Wśród osób związanych z Lechem trwa dyskusja. Jak trener powinien był postąpić w Lizbonie – wystawić pierwszy skład, czy skorzystać ze zmienników? A co z meczem z Rangersami, po którym też trzeba zagrać w lidze? Czy w czwartek znów zobaczymy w akcji zaplecze pierwszej drużyny? Nie byłoby tych wątpliwości, gdyby Lech miał większe grono zawodników, których można pokazać w Europie.
Trener Dariusz Żuraw twierdzi, że nie oszczędzał czołowych swych graczy na mecz z Podbeskidziem. Dał im odpocząć tylko dlatego, że byli wyczerpani po zwycięskich zmaganiach w Lechią. Spotkanie w Gdańsku było nerwowe i zacięte, ale nie toczyło się w oszałamiającym tempie. Jeżeli zawodnicy byli zmęczeni, to nie po tym jednym meczu, ale po wielu rozegranych tej jesieni.
Do zmienników uśmiechnął się w Lizbonie los. Mogli się pokazać na kultowym stadionie, zapisać w pamięci nie tylko na własnej. Zagrać tak, jak przed laty ich poprzednicy mierzący się z uznanymi markami, walczący z nimi jak równy z równym. Nie skorzystali z tego jednak. Nie postawili się Benfice. Na tym właśnie polega nieszczęście. Lech nie tylko nie ma wielu klasowych piłkarzy. Brakuje mu przede wszystkim ludzi z charakterem. Takich, bez których nie byłoby słynnych pojedynków z Barceloną, Udinese, Feyenoordem, Juventusem, Manchesterem City.

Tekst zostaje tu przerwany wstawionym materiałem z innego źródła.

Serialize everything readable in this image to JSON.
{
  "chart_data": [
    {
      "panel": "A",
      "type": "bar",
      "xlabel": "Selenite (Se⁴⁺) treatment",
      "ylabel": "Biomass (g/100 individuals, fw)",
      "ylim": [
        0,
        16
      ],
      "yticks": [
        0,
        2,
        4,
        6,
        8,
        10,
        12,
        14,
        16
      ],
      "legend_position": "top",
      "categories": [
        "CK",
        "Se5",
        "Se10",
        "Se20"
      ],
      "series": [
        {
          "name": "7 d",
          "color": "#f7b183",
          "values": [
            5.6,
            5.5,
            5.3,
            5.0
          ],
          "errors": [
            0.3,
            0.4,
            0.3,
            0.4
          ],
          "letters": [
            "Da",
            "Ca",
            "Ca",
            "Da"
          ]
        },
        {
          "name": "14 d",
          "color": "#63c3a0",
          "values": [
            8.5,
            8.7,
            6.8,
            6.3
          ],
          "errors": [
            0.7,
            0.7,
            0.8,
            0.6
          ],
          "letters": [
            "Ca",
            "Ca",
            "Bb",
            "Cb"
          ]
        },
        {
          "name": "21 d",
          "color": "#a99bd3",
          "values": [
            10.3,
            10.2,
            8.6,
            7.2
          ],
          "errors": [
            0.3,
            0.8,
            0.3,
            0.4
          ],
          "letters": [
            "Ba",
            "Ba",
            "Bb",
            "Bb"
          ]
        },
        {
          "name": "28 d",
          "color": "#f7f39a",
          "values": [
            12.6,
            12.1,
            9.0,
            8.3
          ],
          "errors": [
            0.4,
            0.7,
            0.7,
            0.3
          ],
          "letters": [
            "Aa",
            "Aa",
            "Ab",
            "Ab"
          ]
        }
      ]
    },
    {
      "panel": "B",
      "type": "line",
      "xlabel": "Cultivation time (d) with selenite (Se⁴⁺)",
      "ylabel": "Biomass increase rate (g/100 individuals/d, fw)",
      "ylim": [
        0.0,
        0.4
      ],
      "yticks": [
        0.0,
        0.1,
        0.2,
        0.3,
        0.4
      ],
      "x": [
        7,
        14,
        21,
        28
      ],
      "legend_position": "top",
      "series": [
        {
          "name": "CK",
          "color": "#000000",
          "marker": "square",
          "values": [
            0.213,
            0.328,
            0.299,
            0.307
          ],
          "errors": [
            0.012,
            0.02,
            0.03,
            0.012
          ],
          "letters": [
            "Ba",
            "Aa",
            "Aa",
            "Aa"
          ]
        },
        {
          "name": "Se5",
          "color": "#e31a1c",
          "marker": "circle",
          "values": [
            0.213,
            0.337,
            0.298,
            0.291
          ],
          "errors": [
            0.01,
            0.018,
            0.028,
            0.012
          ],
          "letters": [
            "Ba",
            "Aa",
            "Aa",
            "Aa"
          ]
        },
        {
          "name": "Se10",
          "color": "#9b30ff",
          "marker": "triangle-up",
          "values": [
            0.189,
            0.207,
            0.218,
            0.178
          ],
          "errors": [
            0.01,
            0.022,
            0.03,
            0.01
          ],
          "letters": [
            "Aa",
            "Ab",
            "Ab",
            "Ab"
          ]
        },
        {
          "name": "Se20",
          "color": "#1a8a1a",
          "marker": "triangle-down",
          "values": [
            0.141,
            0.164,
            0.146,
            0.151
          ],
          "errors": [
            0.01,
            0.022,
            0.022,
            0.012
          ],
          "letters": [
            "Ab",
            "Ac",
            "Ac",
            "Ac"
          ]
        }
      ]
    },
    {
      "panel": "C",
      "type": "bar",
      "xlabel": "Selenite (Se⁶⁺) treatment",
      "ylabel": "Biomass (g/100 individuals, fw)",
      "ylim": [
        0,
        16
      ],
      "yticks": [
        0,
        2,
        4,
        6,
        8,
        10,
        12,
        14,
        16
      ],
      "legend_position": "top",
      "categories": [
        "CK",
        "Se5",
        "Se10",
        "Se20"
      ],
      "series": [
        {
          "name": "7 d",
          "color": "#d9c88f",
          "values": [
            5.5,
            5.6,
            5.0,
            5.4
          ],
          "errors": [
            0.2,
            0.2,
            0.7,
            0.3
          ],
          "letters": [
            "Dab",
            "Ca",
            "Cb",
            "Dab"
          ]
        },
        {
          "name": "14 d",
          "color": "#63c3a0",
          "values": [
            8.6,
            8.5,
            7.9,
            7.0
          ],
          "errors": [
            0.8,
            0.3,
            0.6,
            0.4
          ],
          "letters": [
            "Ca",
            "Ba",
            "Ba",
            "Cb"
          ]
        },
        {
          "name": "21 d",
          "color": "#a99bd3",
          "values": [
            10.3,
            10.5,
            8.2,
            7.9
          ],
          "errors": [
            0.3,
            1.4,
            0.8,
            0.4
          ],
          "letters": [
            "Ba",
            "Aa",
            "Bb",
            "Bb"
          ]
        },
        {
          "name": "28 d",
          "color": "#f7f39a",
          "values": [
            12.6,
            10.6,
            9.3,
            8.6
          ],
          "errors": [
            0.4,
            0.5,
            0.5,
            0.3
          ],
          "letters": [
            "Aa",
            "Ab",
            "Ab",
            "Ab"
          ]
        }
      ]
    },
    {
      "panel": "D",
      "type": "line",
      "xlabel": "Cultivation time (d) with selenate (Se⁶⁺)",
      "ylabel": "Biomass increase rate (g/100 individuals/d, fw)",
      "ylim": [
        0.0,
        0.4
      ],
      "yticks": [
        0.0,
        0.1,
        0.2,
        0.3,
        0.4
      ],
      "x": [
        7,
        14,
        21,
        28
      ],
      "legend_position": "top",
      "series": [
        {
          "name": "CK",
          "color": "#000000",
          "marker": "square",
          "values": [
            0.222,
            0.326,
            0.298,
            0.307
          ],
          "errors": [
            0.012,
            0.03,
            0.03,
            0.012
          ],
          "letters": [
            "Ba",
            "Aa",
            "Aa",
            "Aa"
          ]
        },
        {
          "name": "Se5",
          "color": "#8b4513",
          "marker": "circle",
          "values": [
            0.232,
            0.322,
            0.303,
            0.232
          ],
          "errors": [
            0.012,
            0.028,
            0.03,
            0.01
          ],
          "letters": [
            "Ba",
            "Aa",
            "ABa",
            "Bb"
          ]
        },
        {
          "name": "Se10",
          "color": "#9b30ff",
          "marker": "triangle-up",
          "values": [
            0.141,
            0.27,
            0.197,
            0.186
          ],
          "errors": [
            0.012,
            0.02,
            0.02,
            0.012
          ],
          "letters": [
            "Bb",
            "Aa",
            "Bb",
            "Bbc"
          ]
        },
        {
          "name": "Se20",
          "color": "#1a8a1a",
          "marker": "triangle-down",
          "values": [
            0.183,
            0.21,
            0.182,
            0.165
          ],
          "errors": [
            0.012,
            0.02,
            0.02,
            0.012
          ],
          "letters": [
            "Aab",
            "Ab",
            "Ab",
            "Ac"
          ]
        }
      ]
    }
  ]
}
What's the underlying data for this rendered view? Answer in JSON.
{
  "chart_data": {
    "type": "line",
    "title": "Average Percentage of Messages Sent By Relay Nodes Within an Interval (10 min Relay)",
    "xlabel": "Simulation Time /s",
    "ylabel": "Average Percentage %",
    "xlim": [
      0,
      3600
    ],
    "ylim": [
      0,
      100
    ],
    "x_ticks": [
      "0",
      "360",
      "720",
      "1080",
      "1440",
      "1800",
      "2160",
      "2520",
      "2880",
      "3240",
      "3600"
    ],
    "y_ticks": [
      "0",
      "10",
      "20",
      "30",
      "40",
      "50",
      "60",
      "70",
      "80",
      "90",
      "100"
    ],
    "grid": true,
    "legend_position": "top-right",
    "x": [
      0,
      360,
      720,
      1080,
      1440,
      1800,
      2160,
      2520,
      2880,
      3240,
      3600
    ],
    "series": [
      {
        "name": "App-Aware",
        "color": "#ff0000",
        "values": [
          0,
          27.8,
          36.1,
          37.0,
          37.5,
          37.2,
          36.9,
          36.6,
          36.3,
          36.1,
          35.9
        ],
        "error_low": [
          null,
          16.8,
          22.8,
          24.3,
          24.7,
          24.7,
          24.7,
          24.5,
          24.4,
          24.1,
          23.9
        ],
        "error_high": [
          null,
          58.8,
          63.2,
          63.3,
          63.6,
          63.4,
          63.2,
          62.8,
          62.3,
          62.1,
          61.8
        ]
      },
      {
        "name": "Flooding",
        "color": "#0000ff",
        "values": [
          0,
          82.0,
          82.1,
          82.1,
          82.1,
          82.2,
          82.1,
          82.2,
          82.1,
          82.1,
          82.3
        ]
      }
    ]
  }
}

Kto powinien ubrać koszulkę Lecha w czwartek? Odpowiedź jest oczywista. Tacy, którzy zagrają, a nie wystąpią. W Glasgow Lech nie poddał się przed meczem. Gdyby nie okres dominacji gospodarzy, podczas którego zdobyli zwycięską bramkę, wykorzystując słabość Lechowej obrony, można byłoby liczyć na jakąś zdobycz. Kolejorz toczył całkiem wyrównaną walkę, narobił Rangersom problemów. Podobnie powinno być teraz, bez względu na to, czy trener wymieni dziewięciu graczy, czy tylko dwóch.
Pytanie tylko, czy Lech znajdzie siły, także mentalne, by powalczyć. Wiele mu teraz brakuje do tego, co oglądaliśmy jeszcze w październiku, gdy grał z polotem, potrafił rozmontować każdą defensywę. Gdzieś to się ulotniło. Dwa mecze ligowe wygrał, ale w każdym dopisało mu szczęście. W Gdańsku mógł stracić bramkę po rzucie rożnym (zdaniem niektórych – stracił ją, piłka linię przekroczyła), zwycięską zdobył z rzutu karnego w końcówce. Podbeskidzie samo strzelało sobie gole. Bez pomocy gości Lech też by wygrał, ale kosztem większego wysiłku. Widzieliśmy, co spowodowały zmiany wprowadzone w drugiej połowie.
Samo myślenie o tym, co ich jeszcze czeka, potrafi zniechęcić piłkarzy Lecha do walki. Po meczu czwartkowym trzeba w niedzielę grać w Mielcu. Stal nie odbiega klasą od innych beniaminków, ale zmieniła trenera i potrafi narobić problemów. Tym bardziej, że obronę ma lepszą niż ostatni przeciwnik. Po trzech dniach ciąg dalszy odrabiana strat. W środę do Poznania przyjedzie Pogoń. A po kilku dniach trzeba grać z Wisłą, która jest teraz słaba, ale postawi twardy opór.
Lech znalazł się w takiej sytuacji, że wszystkie personalne kroki trenera będą traktowane jako akcja ratunkowa. Nie ma mowy o szukaniu najlepszego wariantu, zwiększaniu siły drużyny. Trzeba uwzględniać zmęczenie, liczyć się z możliwościami, wygrywać jak niższym nakładem sił, bynajmniej nie z powodu lenistwa.
Gdyby piłkarze Lecha byli w normalnej dyspozycji, nie mieliby dużych kłopotów z wygraniem tegorocznych meczów ligowych. Żaden z nich nie zagra we wszystkich, konieczne są zmiany, a w przypadku Lecha są one zmianami tylko na gorsze. Zimą wzbogaci się o nowych zawodników, powiększy kadrę. Ciekawe, czy przy tej okazji poprawi jej jakość.